Novavax is in advanced development of VLP vaccines against both seasonal and pandemic influenza. Novavax produced VLP vaccine against the 2009 H1N1 pandemic “swine flu” influenza. In a clinical trial of more than 4,000 subjects in Mexico – where the pandemic was first recognized, the H1N1 VLP vaccine was well tolerated and immunogenic even at the lowest dose tested of five micrograms and after one immunization.
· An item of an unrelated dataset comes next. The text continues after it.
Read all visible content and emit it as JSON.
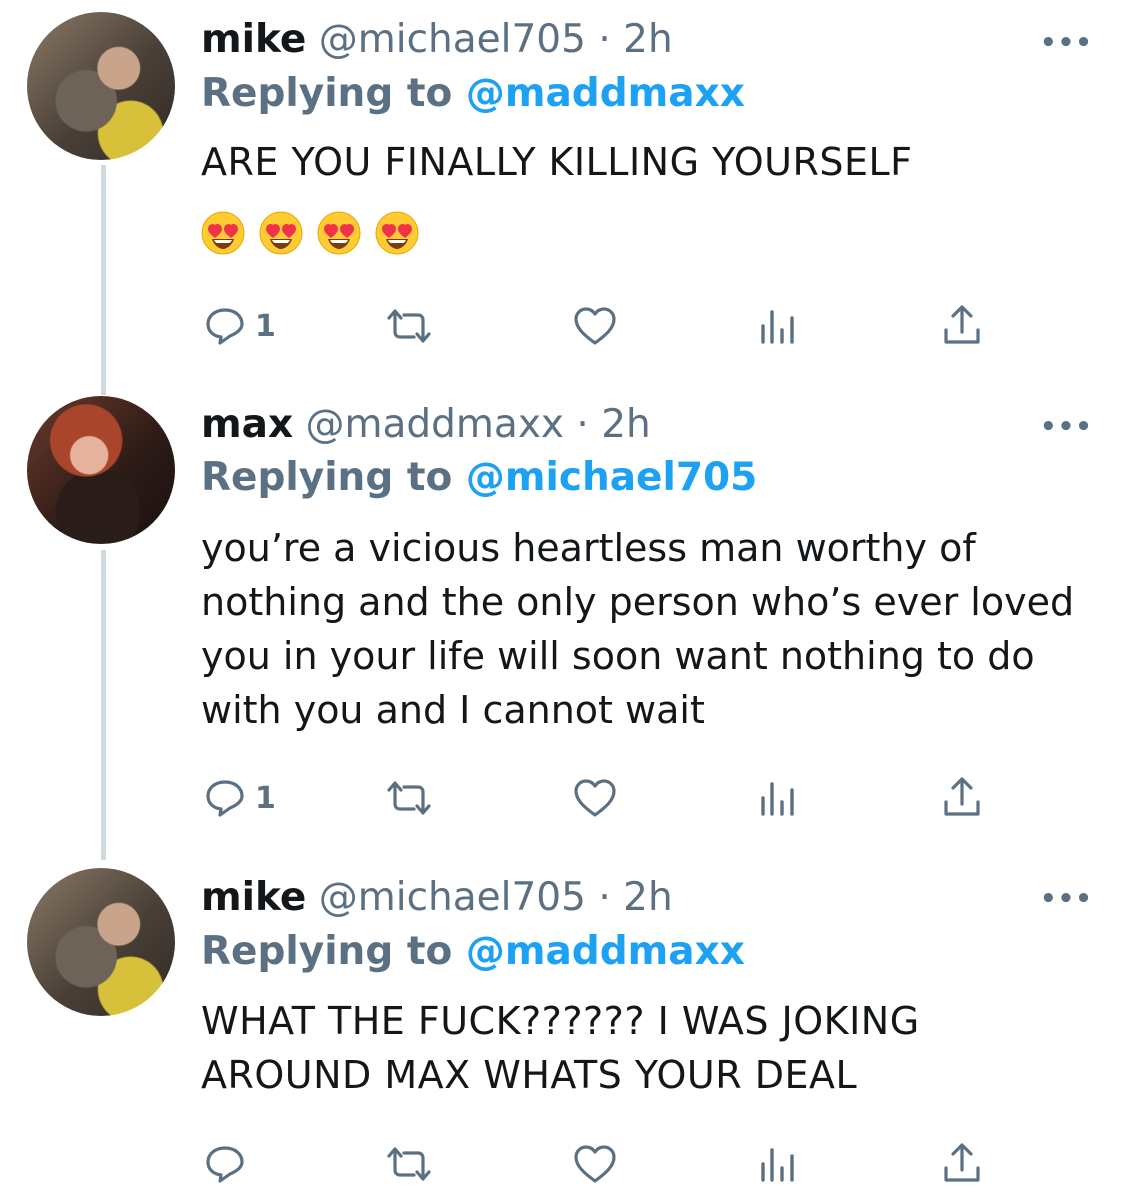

Transmission of the highly pathogenic avian H5N1 flu virus “bird flu” in domestic poultry and humans is continuing in many countries worldwide and remains a serious pandemic threat with the potential to evolve into new strains where cross-protection and induction of neutralizing antibodies will be essential. Novavax has shown in a human studies that its H5N1 VLP vaccine was well tolerated, produced no vaccine-related serious adverse events and induced neutralizing antibodies that were cross-reactive with different avian H5N1 influenza viruses. This is the only report of an unadjuvanted vaccine inducing cross-reactive neutralizing antibodies against multiple clades of H5N1 influenza virus and demonstrates the significant potential of the VLP technology. Novavax is currently pursuing the advanced development of recombinant pandemic and seasonal influenza vaccines, under a contract with the U.S. Department of Health and Human Services’ Office of Biomedical Advanced Research and Development Authority.
Respiratory Syncytial Virus (RSV) Vaccine
Respiratory syncytial virus (RSV) is the primary cause of serious respiratory disease in infants and young children worldwide. The virus is also increasingly recognized as a significant pathogen in elderly populations. Bronchiolitis or pneumonia results in 25-40 percent of RSV infections of infants and between 0.5 and 2 percent of these infections result in hospitalization. Despite the incidence and severity of these infections, there is no RSV vaccine available. Immunoprophylaxis against RSV of high-risk infants remains the only effective defense against this viral disease and there are no approved preventatives for the elderly.
In October 2011, Novavax announced positive top-line results from a Phase I clinical study of its RSV fusion (F) recombinant nanoparticle vaccine candidate. Novavax reported that the RSV vaccine candidate was well-tolerated and highly immunogenic, inducing levels of functional immunity that could potentially correlate with protective immunity in future trials.